When she looked at her hand, she found that a smear of something thick and dark and clotted clung to her, filling the creases in her palm.
Vera bit down hard on her tongue. She washed her hand fast and rough, using dishsoap and her fingernails to scour every trace of whatever-it-was from her skin. The substance had a familiar texture and stubbornness.
She would not under any circumstances allow herself to think of it as grease.
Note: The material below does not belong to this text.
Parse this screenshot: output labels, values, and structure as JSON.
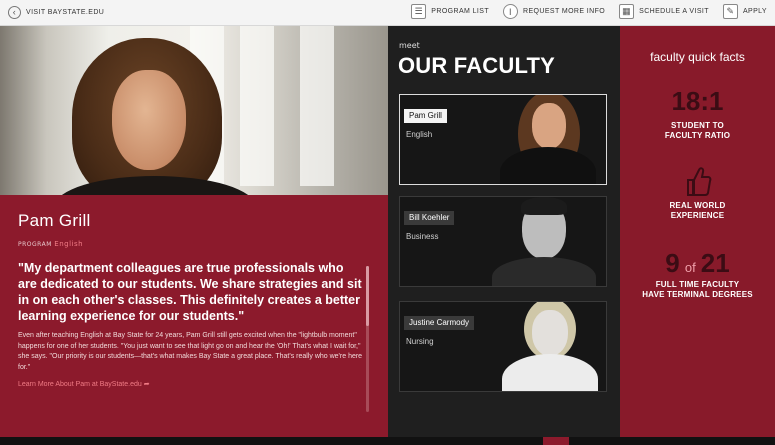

The grease wasn’t real, she reminded herself as she dug her nails into the flesh of her palm. It never had been. It was her father’s delusion. People weren’t grease-filled monsters. They were human beings, filled with warm red blood that spilled over your hands and onto the floor and down the basement drain.
They weren’t filled with cold dark grease that got under your fingernails and smelled like lemonade.
It wasn’t real.
The sound of footsteps drifted in from the other room, heavy boots on hardwood. Vera could hear her mother murmuring, the soft sound of James Duvall’s reply. She closed her eyes and swore softly under her breath. Not him. Not now.